Situation 2 — cross-protein unlabeled windows (``strategy=’different_protein’``) and synthetic controls (``strategy=’synthetic’``). max_similarity_to_test drops sampled windows too similar to any test window (anti-leakage); verbose and n_jobs are threaded through:

df_diff, _, df_eval_diff = aap.obtain_samples(df_seq, strategy="different_protein",
                                              n=20, window_size=9,
                                              max_similarity_to_test=0.7,
                                              seed=42, verbose=False, n_jobs=1)
df_synth, _, _ = aap.obtain_samples(df_seq, strategy="synthetic", n=20, window_size=9, seed=42)

aa.display_df(df_eval_diff, n_rows=10, show_shape=True)
DataFrame shape: (1, 6)
  n_positive n_negative balance_ratio n_source_proteins protein_coverage max_similarity_to_test
1 20 20 1.000000 15 0.375000 0.333333

Reliable negatives (positive-unlabeled path). Set reliable_negatives=True to refine the cross-protein unlabeled pool into reliable negatives with :class:dPULearn.

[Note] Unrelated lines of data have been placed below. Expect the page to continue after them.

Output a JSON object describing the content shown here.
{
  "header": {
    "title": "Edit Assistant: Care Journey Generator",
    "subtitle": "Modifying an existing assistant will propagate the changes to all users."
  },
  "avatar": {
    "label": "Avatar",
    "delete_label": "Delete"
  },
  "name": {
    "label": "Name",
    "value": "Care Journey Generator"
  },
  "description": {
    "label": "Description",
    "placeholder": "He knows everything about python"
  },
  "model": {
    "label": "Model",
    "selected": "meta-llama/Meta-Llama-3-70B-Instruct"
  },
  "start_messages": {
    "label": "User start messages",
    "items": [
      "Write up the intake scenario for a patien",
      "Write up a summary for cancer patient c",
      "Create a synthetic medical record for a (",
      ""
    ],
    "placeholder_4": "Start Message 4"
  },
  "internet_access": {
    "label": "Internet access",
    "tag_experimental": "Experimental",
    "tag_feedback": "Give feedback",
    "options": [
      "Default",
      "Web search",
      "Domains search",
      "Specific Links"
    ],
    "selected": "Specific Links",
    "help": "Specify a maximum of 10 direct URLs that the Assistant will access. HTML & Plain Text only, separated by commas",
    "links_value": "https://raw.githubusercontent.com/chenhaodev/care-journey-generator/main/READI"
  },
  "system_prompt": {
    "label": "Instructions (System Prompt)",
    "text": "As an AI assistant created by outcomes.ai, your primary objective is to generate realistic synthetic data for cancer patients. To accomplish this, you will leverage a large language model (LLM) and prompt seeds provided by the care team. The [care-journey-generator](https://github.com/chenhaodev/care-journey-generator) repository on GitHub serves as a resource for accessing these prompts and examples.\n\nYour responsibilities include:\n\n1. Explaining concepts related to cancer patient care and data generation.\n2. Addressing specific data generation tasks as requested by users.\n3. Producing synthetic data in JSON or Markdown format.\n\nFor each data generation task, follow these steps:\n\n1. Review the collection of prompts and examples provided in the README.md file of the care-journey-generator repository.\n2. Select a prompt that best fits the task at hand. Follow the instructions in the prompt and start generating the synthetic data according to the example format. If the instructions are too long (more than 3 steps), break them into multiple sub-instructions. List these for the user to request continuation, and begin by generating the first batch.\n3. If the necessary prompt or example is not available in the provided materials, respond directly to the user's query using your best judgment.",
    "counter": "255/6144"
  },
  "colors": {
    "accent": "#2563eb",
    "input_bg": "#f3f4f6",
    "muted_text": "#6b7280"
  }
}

This path requires a feature set df_feat (used to build the feature matrix X) and strategy='different_protein' — it raises a clear error otherwise:

df_feat = aa.load_features().head(8)
df_rel, _, df_eval_rel = aap.obtain_samples(df_seq, strategy="different_protein",
                                            reliable_negatives=True, df_feat=df_feat,
                                            n=10, window_size=9, seed=42, n_jobs=1)

aa.display_df(df_eval_rel, n_rows=10, show_shape=True)
DataFrame shape: (1, 6)
/Users/stephanbreimann/Programming/1Packages/aa-wt-obtain-samples-logo/aaanalysis/pipe/_obtain_samples.py:134: UserWarning: 4 window(s) lack the flanking residues needed to build the feature matrix and are skipped on the reliable-negatives path; widen the sequences or lower 'window_size' to keep them.
  warnings.warn(f"{n_dropped} window(s) lack the flanking residues needed to build the "
/Users/stephanbreimann/Programming/1Packages/aa-wt-obtain-samples-logo/aaanalysis/feature_engineering/_backend/cpp_run.py:163: UserWarning: CPP is using the Python kernel fallback — the compiled Cython extension is not available in this install. Output is bit-exact with the Cython path but ~2x slower. Reinstall via pip install --force-reinstall aaanalysis to fetch a prebuilt wheel.
  warnings.warn(
  n_positive n_negative balance_ratio n_source_proteins protein_coverage max_similarity_to_test
1 20 10 0.500000 7 0.175000 0.333333

Passing pos_col selects a differently named anchor column. The returned df_samples is a 'segments'-mode df_seq ready to feed the next pipeline (e.g. aap.find_features) — the positives and sampled references carry full provenance in the label / role / strategy columns.